Articles

What does the law say about transfers?

Release Date: 14 November 2007 
Author: Daniel Naftalin 
Original Publication: www.recruitermagazine.co.uk 

The Transfer of Undertakings (Protection of Employment) regulations were updated last year and could be particularly relevant to agencies.

The Transfer of Undertakings (Protection of Employment) Regulations 1981 (TUPE) were introduced in the UK to implement EU legislation contained in the Acquired Rights Directive (ARD), which aims to protect the rights of employees on the transfer of a business. They were among the most complicated and controversial regulations to be introduced into UK legislation. TUPE provides that on the transfer of a business, the transferee automatically inherits all rights, liabilities and obligations in relation to the transferring employees.

TUPE was updated in 2006 and now expressly covers cases where services are outsourced, insourced or assigned by a client to a new contractor. TUPE had often applied in these cases previously as the test for a ‘transferring business’ under TUPE 1981 could be met where the business in question was a service provider. However, subject to certain exceptions, TUPE will now automatically apply in all service provider transfers.

English courts and employment tribunals are required to interpret TUPE to give effect to ARD, and are therefore bound by relevant decisions of the European Court of Justice (ECJ). One such decision has just been made in relation to employment agencies following referral by the German courts: Jouini v Princess Personal Service (Case number C-458/05).

Background

An employment agency, Mayer & Co, provided temporary workers to a range of clients. Mayer’s directors complied with a request from one of these clients, Industrie Logistik Linz (ILL), to set up a separate business to supply workers to it and created Princess Personal Services (PPS).

Over time, more clients of Mayer began contracting with PPS. The employees performing duties in relation to these clients, continued in the same roles, as did the administrative staff who performed most of their duties in relation to the clients contracting with PPS.

When Mayer went into bankruptcy, the employees argued that their employment had transferred to PPS as a result of the clients’ contracts transferring, the provision of services under those contracts effectively being an ‘undertaking’ that transferred from Mayer to PPS. They claimed that PPS were therefore liable for their unpaid wages.

Decision

The ECJ confirmed that the ARD is to be given a wide interpretation to achieve the core aim of protecting employee rights; therefore, the technical concept of a ‘legal transfer’ should be flexible. The level of practical co-operation between PPS and Mayer was enough to show their shared intention to create a transfer that effectively transferred the relevant employees from the employment of Mayer to PPS.

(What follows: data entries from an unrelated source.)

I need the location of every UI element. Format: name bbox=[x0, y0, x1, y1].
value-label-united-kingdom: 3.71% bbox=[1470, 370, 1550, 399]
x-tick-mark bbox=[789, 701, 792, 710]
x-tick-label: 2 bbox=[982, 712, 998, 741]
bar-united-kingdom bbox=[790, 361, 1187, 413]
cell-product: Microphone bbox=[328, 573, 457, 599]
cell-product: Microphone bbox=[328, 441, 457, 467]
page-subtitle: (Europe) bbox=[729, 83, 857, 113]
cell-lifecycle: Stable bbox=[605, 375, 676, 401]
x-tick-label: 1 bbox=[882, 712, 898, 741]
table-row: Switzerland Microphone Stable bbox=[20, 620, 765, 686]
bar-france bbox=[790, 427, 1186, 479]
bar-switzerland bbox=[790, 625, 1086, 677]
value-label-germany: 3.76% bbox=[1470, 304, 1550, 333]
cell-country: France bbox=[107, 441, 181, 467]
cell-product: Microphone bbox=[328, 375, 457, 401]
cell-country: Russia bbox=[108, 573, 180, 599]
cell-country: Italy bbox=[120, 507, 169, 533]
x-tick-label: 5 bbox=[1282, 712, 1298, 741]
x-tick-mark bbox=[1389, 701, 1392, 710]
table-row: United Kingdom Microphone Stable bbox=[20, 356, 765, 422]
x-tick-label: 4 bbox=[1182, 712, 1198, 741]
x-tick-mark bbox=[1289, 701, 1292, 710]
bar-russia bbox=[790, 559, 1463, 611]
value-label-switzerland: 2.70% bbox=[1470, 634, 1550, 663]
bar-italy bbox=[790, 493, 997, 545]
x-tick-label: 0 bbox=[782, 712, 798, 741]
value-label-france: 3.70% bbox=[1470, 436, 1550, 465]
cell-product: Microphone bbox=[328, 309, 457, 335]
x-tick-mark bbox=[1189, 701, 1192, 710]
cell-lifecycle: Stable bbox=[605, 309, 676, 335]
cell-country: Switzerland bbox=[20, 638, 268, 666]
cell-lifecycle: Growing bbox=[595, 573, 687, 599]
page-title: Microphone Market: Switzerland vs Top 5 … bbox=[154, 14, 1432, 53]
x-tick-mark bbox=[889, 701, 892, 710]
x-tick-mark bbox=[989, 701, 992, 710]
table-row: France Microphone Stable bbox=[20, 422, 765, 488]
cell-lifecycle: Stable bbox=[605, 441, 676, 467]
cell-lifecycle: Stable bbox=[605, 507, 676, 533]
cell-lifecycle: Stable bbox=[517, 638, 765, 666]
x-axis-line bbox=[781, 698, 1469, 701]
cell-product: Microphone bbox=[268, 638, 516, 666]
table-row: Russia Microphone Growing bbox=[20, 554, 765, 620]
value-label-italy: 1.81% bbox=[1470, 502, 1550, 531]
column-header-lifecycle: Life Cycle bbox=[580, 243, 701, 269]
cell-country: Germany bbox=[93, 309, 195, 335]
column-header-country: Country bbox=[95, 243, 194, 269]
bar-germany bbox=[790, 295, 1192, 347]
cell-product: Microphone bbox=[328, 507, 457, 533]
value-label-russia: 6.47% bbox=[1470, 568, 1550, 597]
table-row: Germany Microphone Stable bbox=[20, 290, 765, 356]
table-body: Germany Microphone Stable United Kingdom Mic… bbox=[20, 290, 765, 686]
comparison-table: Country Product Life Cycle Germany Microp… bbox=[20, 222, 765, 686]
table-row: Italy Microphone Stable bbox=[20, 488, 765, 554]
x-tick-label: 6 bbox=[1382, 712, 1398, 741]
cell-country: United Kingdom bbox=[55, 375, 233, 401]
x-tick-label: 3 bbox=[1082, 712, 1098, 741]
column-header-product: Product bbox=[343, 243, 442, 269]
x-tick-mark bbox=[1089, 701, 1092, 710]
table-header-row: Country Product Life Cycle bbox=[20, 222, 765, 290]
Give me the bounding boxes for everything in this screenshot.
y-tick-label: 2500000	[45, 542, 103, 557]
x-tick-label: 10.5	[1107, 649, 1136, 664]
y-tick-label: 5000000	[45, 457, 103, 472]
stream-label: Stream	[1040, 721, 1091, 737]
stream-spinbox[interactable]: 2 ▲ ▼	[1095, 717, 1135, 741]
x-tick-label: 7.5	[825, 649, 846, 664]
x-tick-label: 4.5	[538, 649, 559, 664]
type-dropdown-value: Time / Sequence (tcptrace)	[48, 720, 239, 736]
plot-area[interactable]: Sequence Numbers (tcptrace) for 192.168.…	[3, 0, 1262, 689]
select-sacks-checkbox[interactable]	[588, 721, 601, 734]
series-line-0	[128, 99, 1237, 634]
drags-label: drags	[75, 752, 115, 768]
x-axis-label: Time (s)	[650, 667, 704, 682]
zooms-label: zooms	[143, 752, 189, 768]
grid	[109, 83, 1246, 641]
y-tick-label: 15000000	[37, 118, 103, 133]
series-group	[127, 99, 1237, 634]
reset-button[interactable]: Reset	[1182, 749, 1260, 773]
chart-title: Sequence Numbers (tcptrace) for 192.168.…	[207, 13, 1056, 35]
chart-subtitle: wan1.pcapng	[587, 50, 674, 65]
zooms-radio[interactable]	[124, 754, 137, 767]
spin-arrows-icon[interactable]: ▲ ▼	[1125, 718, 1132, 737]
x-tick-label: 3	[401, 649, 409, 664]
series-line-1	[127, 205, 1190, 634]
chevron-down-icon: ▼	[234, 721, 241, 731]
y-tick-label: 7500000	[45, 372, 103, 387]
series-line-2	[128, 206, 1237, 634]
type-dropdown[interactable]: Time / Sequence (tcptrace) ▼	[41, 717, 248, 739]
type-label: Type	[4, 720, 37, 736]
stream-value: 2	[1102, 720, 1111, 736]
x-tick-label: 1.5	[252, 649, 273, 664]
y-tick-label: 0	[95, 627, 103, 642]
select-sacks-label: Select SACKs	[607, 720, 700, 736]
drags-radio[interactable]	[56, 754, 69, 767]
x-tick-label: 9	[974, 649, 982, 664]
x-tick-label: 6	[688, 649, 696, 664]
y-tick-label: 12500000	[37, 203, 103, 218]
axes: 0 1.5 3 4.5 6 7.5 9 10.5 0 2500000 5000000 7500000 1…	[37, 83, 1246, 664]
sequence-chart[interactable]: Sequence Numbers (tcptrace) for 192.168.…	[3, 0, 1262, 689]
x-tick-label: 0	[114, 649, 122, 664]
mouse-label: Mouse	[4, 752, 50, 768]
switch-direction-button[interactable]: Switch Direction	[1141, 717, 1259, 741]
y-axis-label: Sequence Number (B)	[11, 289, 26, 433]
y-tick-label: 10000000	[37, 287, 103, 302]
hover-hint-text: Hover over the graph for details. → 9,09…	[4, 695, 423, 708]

The ECJ also decided that where workers are incorporated into clients’ businesses, TUPE can apply, as the business entity which transfers from one agency to another is the group of wage earners specifically assigned to a common task.

Impact

The above case is of interest in two particular respects.

Firstly, it is clear that TUPE may apply where contracts with a client are managed from a separate entity to the one with whom the employees contract. This will mean that those employees can claim employment rights against the company that performs the contract with the client.

The second — and potentially more important — issue is that the government is currently planning to provide the same protection to agency workers as that provided to full-time staff. The extent of any such protection is currently unclear, but could include giving agency workers employee status. In which case, TUPE 2006 would also apply to transfer agency staff (including what we now call temporary workers) to the employment of another agency or client in the event that a contract is lost either by way of insourcing or recontracting out.